European banks form Qivalis to launch MiCA‑regulated euro stablecoin by mid‑2026
A consortium of ten major European banks — BNP Paribas, ING, UniCredit, CaixaBank, Danske Bank, KBC, Banca Sella, SEB, DekaBank and Raiffeisen — has created Qivalis, an Amsterdam‑based joint venture to build a MiCA‑compliant euro stablecoin and payment infrastructure. Qivalis aims to secure an Electronic Money Institution (EMI) license from the Dutch central bank and target a mid‑2026 launch. The fully fiat‑backed token is designed for on‑chain, 24/7 payments, instant cross‑border settlements and programmable finance use cases (for example, automated settlements for tokenized securities). Jan‑Oliver Sell, formerly of Coinbase Germany, has been appointed CEO. Member banks plan to provide custody and wallet services and emphasise reserve transparency, regulatory compliance and integration with existing banking rails to boost euro liquidity in blockchain ecosystems. The move targets a wide market gap: euro stablecoin supply is roughly €670 million versus over $300 billion in dollar stablecoins, with Circle’s EURC (~€330m) and Société Générale’s EURCV (~€62m) leading the euro pool. Qivalis is constructing its governance framework and expects regulatory approval ahead of the planned 2026 debut.
Bullish
The announcement is likely bullish for the euro stablecoin market specifically. Ten major banks forming Qivalis signals strong institutional backing and a clear path toward regulatory approval (EMI license) and banking‑grade custody — factors that increase trust and could accelerate euro stablecoin adoption.
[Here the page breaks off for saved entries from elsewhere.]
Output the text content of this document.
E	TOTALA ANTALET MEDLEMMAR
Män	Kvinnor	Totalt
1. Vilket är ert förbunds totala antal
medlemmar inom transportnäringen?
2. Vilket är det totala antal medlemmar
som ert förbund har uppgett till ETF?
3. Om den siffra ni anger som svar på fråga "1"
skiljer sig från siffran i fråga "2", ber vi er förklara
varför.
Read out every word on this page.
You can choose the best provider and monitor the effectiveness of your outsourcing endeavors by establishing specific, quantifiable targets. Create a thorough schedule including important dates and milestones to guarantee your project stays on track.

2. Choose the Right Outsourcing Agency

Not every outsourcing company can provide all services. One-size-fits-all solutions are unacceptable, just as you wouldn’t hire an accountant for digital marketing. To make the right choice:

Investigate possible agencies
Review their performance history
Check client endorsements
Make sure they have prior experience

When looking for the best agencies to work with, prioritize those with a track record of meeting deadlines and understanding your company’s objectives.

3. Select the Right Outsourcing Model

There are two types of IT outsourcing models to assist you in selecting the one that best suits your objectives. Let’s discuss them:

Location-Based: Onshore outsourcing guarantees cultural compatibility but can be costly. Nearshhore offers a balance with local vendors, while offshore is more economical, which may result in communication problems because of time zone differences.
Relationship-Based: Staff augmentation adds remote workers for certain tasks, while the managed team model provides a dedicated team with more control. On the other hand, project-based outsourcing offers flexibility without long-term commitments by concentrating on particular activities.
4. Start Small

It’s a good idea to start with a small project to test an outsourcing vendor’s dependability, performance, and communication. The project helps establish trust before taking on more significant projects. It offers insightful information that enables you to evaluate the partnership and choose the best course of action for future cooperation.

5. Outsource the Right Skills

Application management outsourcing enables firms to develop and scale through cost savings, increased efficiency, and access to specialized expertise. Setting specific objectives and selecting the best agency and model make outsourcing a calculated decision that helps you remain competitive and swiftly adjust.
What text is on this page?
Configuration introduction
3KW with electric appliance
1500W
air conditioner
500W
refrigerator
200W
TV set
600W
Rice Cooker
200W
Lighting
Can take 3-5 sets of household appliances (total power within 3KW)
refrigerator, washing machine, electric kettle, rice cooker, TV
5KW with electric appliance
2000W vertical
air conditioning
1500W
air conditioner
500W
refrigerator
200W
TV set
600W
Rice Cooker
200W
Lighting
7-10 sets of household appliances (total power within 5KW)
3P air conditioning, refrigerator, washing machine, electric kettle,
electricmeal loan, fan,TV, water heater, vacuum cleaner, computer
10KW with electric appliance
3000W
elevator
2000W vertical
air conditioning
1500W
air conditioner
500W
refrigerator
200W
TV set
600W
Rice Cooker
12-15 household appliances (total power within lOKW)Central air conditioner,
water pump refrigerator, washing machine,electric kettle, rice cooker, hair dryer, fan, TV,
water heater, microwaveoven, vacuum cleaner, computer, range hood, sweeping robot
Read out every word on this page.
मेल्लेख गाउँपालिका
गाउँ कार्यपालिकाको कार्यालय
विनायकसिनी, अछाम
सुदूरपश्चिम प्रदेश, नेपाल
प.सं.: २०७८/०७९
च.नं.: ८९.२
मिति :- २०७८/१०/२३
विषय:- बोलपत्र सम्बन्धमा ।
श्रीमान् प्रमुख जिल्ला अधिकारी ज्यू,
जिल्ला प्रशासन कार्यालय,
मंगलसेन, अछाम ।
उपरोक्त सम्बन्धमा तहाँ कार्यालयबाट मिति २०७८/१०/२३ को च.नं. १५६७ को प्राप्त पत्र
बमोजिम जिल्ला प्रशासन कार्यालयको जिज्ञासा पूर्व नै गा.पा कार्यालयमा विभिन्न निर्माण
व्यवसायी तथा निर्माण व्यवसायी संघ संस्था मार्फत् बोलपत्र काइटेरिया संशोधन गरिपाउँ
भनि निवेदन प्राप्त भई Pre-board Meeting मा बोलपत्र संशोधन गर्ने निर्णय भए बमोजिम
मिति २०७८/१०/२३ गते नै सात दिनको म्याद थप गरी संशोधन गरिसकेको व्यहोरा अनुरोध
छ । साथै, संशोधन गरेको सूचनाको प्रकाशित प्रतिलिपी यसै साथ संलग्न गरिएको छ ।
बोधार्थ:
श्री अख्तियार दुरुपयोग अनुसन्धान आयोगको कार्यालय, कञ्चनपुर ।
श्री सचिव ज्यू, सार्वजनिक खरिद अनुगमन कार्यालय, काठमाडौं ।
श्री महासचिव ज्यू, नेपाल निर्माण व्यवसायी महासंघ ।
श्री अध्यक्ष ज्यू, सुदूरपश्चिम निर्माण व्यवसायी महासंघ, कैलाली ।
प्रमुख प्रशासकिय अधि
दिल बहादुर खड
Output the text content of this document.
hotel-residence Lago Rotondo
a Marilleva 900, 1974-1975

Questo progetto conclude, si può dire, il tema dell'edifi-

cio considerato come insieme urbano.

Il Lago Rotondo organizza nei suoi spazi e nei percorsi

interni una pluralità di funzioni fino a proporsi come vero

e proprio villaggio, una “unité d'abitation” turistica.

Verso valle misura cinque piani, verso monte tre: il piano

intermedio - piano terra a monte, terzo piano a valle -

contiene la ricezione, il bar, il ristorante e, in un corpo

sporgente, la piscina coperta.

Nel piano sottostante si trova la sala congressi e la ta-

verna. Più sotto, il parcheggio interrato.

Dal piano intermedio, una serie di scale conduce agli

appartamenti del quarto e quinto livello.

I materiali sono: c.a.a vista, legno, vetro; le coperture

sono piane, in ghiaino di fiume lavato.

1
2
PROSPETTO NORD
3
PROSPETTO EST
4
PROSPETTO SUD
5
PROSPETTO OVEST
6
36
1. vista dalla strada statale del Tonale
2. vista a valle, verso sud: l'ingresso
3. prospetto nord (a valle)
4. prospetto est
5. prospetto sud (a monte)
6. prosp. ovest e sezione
In the short term, direct price effects on any single token are limited because Qivalis’s stablecoin will be fiat‑pegged and designed for payments rather than speculative appreciation. However, increased euro stablecoin liquidity can boost trading volumes and on‑chain euro flows, improving market depth for euro‑denominated pairs and reducing reliance on dollar stablecoins. Over the medium to long term, a MiCA‑compliant, bank‑issued euro stablecoin backed by established banks may draw capital and settlement activity into euro rails, potentially increasing demand for associated on‑chain services and euro liquidity tools. Risks that could temper the bullish view include regulatory delays, slower-than-expected onboarding by corporate clients, or competitive responses from existing stablecoin issuers, but the institutional consortium materially improves the probability of wider euro stablecoin adoption.